Uniqueness of critical metrics for a quadratic curvature functional
Giovanni Catino, Paolo Mastrolia, Dario D. Monticelli
TL;DR
The paper addresses rigidity of complete critical metrics for the quadratic curvature functional $\mathfrak{S}^2$ in high dimensions. It derives the Euler–Lagrange equations, links negative or vanishing scalar curvature to a conformal quasi-Einstein framework, and proves that for $n \ge 10$ a complete metric with finite energy ($R \in L^q$ for suitable $q$) must be scalar-flat, hence a global minimum. The core strategy uses a conformal change $\widetilde{g} = |R|^{6/(n-4)} g$ to obtain a steady (quasi-)Einstein structure and leverages completeness and gradient estimates to rule out negative scalar curvature under the energy condition.
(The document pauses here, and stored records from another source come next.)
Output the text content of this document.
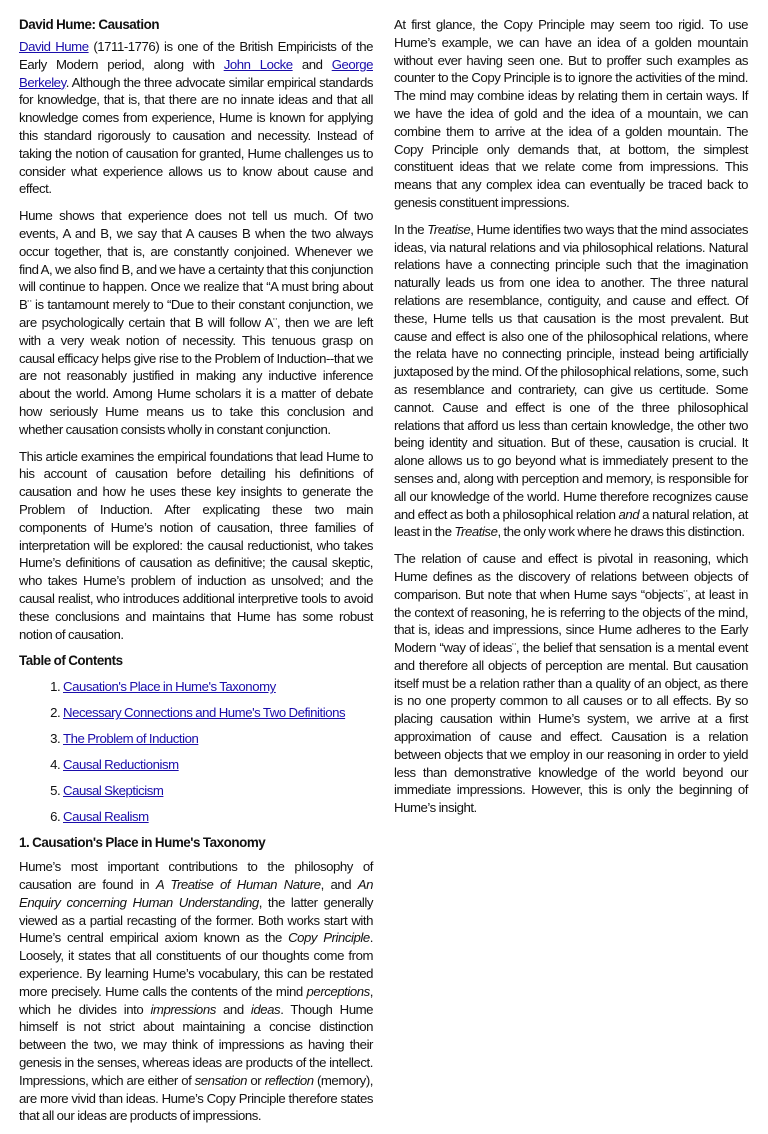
David Hume: Causation

David Hume (1711-1776) is one of the British Empiricists of the Early Modern period, along with John Locke and George Berkeley. Although the three advocate similar empirical standards for knowledge, that is, that there are no innate ideas and that all knowledge comes from experience, Hume is known for applying this standard rigorously to causation and necessity. Instead of taking the notion of causation for granted, Hume challenges us to consider what experience allows us to know about cause and effect.

Hume shows that experience does not tell us much. Of two events, A and B, we say that A causes B when the two always occur together, that is, are constantly conjoined. Whenever we find A, we also find B, and we have a certainty that this conjunction will continue to happen. Once we realize that “A must bring about B¨ is tantamount merely to “Due to their constant conjunction, we are psychologically certain that B will follow A¨, then we are left with a very weak notion of necessity. This tenuous grasp on causal efficacy helps give rise to the Problem of Induction--that we are not reasonably justified in making any inductive inference about the world. Among Hume scholars it is a matter of debate how seriously Hume means us to take this conclusion and whether causation consists wholly in constant conjunction.

This article examines the empirical foundations that lead Hume to his account of causation before detailing his definitions of causation and how he uses these key insights to generate the Problem of Induction. After explicating these two main components of Hume’s notion of causation, three families of interpretation will be explored: the causal reductionist, who takes Hume’s definitions of causation as definitive; the causal skeptic, who takes Hume’s problem of induction as unsolved; and the causal realist, who introduces additional interpretive tools to avoid these conclusions and maintains that Hume has some robust notion of causation.

Table of Contents
1. Causation's Place in Hume's Taxonomy
2. Necessary Connections and Hume's Two Definitions
3. The Problem of Induction
4. Causal Reductionism
5. Causal Skepticism
6. Causal Realism
1. Causation's Place in Hume's Taxonomy

Hume’s most important contributions to the philosophy of causation are found in A Treatise of Human Nature, and An Enquiry concerning Human Understanding, the latter generally viewed as a partial recasting of the former. Both works start with Hume’s central empirical axiom known as the Copy Principle. Loosely, it states that all constituents of our thoughts come from experience. By learning Hume’s vocabulary, this can be restated more precisely. Hume calls the contents of the mind perceptions, which he divides into impressions and ideas. Though Hume himself is not strict about maintaining a concise distinction between the two, we may think of impressions as having their genesis in the senses, whereas ideas are products of the intellect. Impressions, which are either of sensation or reflection (memory), are more vivid than ideas. Hume’s Copy Principle therefore states that all our ideas are products of impressions.

At first glance, the Copy Principle may seem too rigid. To use Hume’s example, we can have an idea of a golden mountain without ever having seen one. But to proffer such examples as counter to the Copy Principle is to ignore the activities of the mind. The mind may combine ideas by relating them in certain ways. If we have the idea of gold and the idea of a mountain, we can combine them to arrive at the idea of a golden mountain. The Copy Principle only demands that, at bottom, the simplest constituent ideas that we relate come from impressions. This means that any complex idea can eventually be traced back to genesis constituent impressions.

In the Treatise, Hume identifies two ways that the mind associates ideas, via natural relations and via philosophical relations. Natural relations have a connecting principle such that the imagination naturally leads us from one idea to another. The three natural relations are resemblance, contiguity, and cause and effect. Of these, Hume tells us that causation is the most prevalent. But cause and effect is also one of the philosophical relations, where the relata have no connecting principle, instead being artificially juxtaposed by the mind. Of the philosophical relations, some, such as resemblance and contrariety, can give us certitude. Some cannot. Cause and effect is one of the three philosophical relations that afford us less than certain knowledge, the other two being identity and situation. But of these, causation is crucial. It alone allows us to go beyond what is immediately present to the senses and, along with perception and memory, is responsible for all our knowledge of the world. Hume therefore recognizes cause and effect as both a philosophical relation and a natural relation, at least in the Treatise, the only work where he draws this distinction.

The relation of cause and effect is pivotal in reasoning, which Hume defines as the discovery of relations between objects of comparison. But note that when Hume says “objects¨, at least in the context of reasoning, he is referring to the objects of the mind, that is, ideas and impressions, since Hume adheres to the Early Modern “way of ideas¨, the belief that sensation is a mental event and therefore all objects of perception are mental. But causation itself must be a relation rather than a quality of an object, as there is no one property common to all causes or to all effects. By so placing causation within Hume’s system, we arrive at a first approximation of cause and effect. Causation is a relation between objects that we employ in our reasoning in order to yield less than demonstrative knowledge of the world beyond our immediate impressions. However, this is only the beginning of Hume’s insight.
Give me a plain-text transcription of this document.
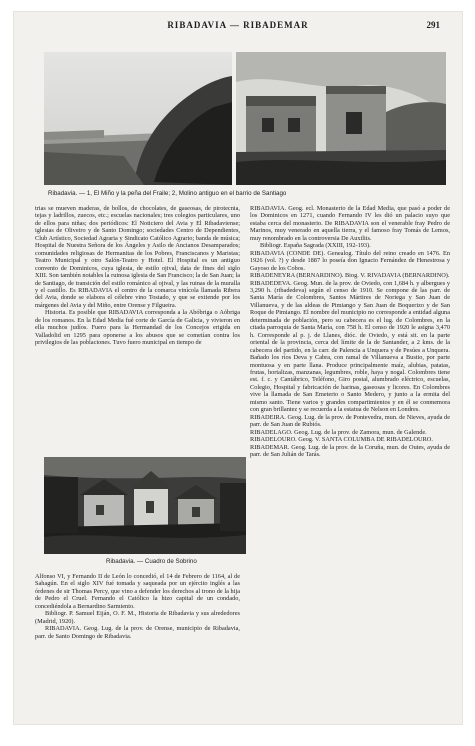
RIBADAVIA — RIBADEMAR	291
Ribadavia. — 1, El Miño y la peña del Fraile; 2, Molino antiguo en el barrio de Santiago

trias se mueven maderas, de bollos, de chocolates, de gaseosas, de pirotecnia, tejas y ladrillos, zuecos, etc.; escuelas nacionales; tres colegios particulares, uno de ellos para niñas; dos periódicos: El Noticiero del Avia y El Ribadaviense; iglesias de Oliveiro y de Santo Domingo; sociedades Centro de Dependientes, Club Artístico, Sociedad Agraria y Sindicato Católico Agrario; banda de música; Hospital de Nuestra Señora de los Ángeles y Asilo de Ancianos Desamparados; comunidades religiosas de Hermanitas de los Pobres, Franciscanos y Maristas; Teatro Municipal y otro Salón-Teatro y Hotel. El Hospital es un antiguo convento de Dominicos, cuya iglesia, de estilo ojival, data de fines del siglo XIII. Son también notables la ruinosa iglesia de San Francisco; la de San Juan; la de Santiago, de transición del estilo románico al ojival, y las ruinas de la muralla y el castillo. Es RIBADAVIA el centro de la comarca vinícola llamada Ribera del Avia, donde se elabora el célebre vino Tostado, y que se extiende por los márgenes del Avia y del Miño, entre Orense y Filgueira.

Historia. Es posible que RIBADAVIA corresponda a la Abóbriga o Aóbriga de los romanos. En la Edad Media fué corte de García de Galicia, y vivieron en ella muchos judíos. Fuero para la Hermandad de los Concejos erigida en Valladolid en 1295 para oponerse a los abusos que se cometían contra los privilegios de las poblaciones. Tuvo fuero municipal en tiempo de

Ribadavia. — Cuadro de Sobrino

Alfonso VI, y Fernando II de León lo concedió, el 14 de Febrero de 1164, al de Sahagún. En el siglo XIV fué tomada y saqueada por un ejército inglés a las órdenes de sir Thomas Percy, que vino a defender los derechos al trono de la hija de Pedro el Cruel. Fernando el Católico la hizo capital de un condado, concediéndola a Bernardino Sarmiento.

Bibliogr. P. Samuel Eiján, O. F. M., Historia de Ribadavia y sus alrededores (Madrid, 1920).

RIBADAVIA. Geog. Lug. de la prov. de Orense, municipio de Ribadavia, parr. de Santo Domingo de Ribadavia.

RIBADAVIA. Geog. ecl. Monasterio de la Edad Media, que pasó a poder de los Dominicos en 1271, cuando Fernando IV les dió un palacio suyo que estaba cerca del monasterio. De RIBADAVIA son el venerable fray Pedro de Marinos, muy venerado en aquella tierra, y el famoso fray Tomás de Lemos, muy renombrado en la controversia De Auxiliis.

Bibliogr. España Sagrada (XXIII, 192-193).

RIBADAVIA (CONDE DE). Genealog. Título del reino creado en 1476. En 1926 (vol. ?) y desde 1887 lo poseía don Ignacio Fernández de Henestrosa y Gayoso de los Cobos.

RIBADENEYRA (BERNARDINO). Biog. V. RIVADAVIA (BERNARDINO).

RIBADEDEVA. Geog. Mun. de la prov. de Oviedo, con 1,684 h. y albergues y 3,290 h. (ribadedeva) según el censo de 1910. Se compone de las parr. de Santa María de Colombres, Santos Mártires de Noriega y San Juan de Villanueva, y de las aldeas de Pimiango y San Juan de Boquerizo y de San Roque de Pimiango. El nombre del municipio no corresponde a entidad alguna determinada de población, pero su cabecera es el lug. de Colombres, en la citada parroquia de Santa María, con 758 h. El censo de 1920 le asigna 3,470 h. Corresponde al p. j. de Llanes, dióc. de Oviedo, y está sit. en la parte oriental de la provincia, cerca del límite de la de Santander, a 2 kms. de la cabecera del partido, en la carr. de Palencia a Unquera y de Pesúes a Unquera. Bañado los ríos Deva y Cabra, con ramal de Villanueva a Bustio, por parte montuosa y en parte llana. Produce principalmente maíz, alubias, patatas, frutas, hortalizas, manzanas, legumbres, roble, haya y nogal. Colombres tiene est. f. c. y Cantábrico, Teléfono, Giro postal, alumbrado eléctrico, escuelas, Colegio, Hospital y fabricación de harinas, gaseosas y licores. En Colombres vive la llamada de San Emeterio o Santo Medero, y junto a la ermita del mismo santo. Tiene varios y grandes compartimientos y en él se conmemora con gran brillantez y se recuerda a la estatua de Nelson en Londres.

RIBADEIRA. Geog. Lug. de la prov. de Pontevedra, mun. de Nieves, ayuda de parr. de San Juan de Rubiós.

RIBADELAGO. Geog. Lug. de la prov. de Zamora, mun. de Galende.

RIBADELOURO. Geog. V. SANTA COLUMBA DE RIBADELOURO.

RIBADEMAR. Geog. Lug. de la prov. de la Coruña, mun. de Outes, ayuda de parr. de San Julián de Tarás.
Consequently, the results establish a sharp rigidity threshold in high dimensions, improving prior bounds and clarifying when finite energy forces scalar-flatness.
Abstract
In this paper we prove a new rigidity results for complete, possibly non-compact, critical metrics of the quadratic curvature functional $\mathfrak{S}^2 = \int R_g^{2} dV_g$: we show that critical metrics $(M^n, g)$ with finite energy are always scalar flat, i.e. global minima, provided $n\geq 10$.